When they heard that the human general had fallen ill to a disease of the organ known as the liver the troops began to hope that it might turn the tide of the war. Research indicated that such diseases could be fatal after all. The organ did something similar to the flagulaxin in that it filtered out toxins so when it stopped functioning the human would slowly be poisoned to death by his own body. Or so they believed.
But then he came back.
A foot soldier was captured and answers demanded. Was it a medication? Had the sickeness been a ruse to fool them?

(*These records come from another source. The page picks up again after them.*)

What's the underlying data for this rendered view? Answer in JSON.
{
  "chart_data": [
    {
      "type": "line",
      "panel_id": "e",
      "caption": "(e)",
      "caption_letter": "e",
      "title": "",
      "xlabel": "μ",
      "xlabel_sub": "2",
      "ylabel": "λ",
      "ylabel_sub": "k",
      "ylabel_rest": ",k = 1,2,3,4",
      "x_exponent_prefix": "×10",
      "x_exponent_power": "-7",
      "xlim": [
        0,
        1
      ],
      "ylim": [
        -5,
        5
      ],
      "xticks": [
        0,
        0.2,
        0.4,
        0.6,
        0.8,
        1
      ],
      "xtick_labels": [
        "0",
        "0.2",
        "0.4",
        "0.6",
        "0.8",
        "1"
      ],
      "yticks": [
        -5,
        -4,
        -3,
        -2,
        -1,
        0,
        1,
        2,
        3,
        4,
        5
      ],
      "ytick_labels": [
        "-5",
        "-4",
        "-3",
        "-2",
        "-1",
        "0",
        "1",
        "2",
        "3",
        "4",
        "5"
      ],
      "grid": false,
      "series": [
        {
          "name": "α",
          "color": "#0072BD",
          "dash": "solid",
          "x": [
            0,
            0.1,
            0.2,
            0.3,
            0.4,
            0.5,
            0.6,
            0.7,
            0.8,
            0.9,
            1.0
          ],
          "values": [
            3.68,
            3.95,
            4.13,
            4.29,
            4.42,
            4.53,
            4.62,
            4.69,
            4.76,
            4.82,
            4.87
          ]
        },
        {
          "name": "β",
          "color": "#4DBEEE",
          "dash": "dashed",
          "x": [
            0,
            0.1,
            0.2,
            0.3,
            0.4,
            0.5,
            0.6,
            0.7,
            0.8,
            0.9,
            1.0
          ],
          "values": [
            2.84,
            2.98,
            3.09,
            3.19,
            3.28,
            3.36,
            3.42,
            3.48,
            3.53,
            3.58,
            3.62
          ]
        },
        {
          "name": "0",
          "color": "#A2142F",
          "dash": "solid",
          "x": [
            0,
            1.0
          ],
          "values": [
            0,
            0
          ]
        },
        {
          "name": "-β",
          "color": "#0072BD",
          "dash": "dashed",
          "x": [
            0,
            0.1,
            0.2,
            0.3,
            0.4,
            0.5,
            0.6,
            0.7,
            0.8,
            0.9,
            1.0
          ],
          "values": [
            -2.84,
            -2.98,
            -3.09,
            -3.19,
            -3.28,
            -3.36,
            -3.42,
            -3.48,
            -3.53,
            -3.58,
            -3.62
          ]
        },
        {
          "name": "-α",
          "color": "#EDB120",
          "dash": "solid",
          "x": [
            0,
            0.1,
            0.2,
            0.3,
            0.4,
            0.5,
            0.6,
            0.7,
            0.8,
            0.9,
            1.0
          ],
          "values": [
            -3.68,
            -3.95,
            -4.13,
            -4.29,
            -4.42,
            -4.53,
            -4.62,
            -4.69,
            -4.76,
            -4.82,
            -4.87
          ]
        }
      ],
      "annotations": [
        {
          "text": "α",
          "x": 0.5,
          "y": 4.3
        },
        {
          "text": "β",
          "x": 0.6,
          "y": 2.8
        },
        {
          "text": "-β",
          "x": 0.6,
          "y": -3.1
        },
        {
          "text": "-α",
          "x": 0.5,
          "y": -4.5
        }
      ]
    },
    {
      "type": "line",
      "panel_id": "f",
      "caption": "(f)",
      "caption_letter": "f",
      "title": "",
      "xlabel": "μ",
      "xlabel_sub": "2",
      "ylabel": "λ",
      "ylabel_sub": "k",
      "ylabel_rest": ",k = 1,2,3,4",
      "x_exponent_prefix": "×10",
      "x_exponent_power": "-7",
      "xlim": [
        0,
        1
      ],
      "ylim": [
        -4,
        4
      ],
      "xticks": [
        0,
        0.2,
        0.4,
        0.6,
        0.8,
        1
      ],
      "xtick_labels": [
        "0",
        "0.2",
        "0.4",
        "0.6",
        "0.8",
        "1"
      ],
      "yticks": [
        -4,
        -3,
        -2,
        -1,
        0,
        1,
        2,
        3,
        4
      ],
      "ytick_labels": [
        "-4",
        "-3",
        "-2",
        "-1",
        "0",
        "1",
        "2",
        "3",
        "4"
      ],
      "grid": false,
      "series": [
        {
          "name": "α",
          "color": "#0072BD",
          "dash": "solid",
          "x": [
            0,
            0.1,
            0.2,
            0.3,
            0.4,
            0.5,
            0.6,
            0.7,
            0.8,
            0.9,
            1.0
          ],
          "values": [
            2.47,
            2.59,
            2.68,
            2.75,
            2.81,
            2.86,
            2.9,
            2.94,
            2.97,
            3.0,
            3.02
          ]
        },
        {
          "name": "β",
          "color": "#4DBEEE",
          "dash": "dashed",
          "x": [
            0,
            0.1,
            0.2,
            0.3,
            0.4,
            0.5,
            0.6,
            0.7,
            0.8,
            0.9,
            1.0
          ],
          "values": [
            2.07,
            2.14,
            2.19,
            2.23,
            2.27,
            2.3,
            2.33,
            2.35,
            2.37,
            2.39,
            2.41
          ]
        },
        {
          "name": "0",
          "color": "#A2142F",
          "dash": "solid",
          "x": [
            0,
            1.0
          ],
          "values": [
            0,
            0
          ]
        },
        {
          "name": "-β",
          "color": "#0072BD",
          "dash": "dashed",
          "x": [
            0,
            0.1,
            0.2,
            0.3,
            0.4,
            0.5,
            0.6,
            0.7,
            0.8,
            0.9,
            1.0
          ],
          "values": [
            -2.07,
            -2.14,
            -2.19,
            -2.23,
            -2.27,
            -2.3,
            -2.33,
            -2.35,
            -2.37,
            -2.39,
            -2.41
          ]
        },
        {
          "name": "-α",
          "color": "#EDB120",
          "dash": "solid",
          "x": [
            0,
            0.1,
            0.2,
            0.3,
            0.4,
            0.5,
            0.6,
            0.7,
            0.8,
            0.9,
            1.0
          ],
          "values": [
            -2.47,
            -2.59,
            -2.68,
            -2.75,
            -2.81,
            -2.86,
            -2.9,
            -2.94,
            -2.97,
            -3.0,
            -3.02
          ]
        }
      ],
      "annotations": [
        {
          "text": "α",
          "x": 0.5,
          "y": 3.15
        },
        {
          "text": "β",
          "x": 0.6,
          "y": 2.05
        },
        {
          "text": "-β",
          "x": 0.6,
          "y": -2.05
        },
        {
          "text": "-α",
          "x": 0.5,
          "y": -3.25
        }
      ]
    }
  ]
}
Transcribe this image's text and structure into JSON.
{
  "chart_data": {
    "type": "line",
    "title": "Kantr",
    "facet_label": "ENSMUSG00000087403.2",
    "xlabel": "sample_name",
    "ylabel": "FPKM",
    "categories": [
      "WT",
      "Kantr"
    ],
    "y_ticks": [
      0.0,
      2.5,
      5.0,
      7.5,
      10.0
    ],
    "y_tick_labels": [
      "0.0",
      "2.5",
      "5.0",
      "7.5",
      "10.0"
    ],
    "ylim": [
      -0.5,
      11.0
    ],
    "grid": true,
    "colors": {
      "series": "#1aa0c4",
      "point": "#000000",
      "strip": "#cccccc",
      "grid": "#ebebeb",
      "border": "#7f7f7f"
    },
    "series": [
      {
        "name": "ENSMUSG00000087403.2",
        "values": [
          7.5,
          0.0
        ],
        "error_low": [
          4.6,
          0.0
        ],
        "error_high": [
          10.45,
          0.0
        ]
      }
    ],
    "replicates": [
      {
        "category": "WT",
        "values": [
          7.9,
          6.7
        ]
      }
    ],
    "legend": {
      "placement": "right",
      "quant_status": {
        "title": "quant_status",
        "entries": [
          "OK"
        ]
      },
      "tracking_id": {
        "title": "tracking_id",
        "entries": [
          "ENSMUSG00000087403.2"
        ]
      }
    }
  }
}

“Nah, man. This kid on a motorcycle wiped out on the I9 freeway so they gave the general his liver since they were a match.”
“They…what?”
“They gave him his liver. The kid was dead, and he was an organ donor. And he was a genetic match to the general.”
“They…cut the liver out of one of your young and placed it in an elder and it…worked?”
“I mean, he wasn’t that young. Mid twenties or something. But yeah, that’s essentially it.”
The interrogator and his assistant both regurgitated their most recent meal and ran from the room. Living in places like the “Australia” were one thing, but taking the organs of dead bodies and placing them in the living? What was WRONG with this species?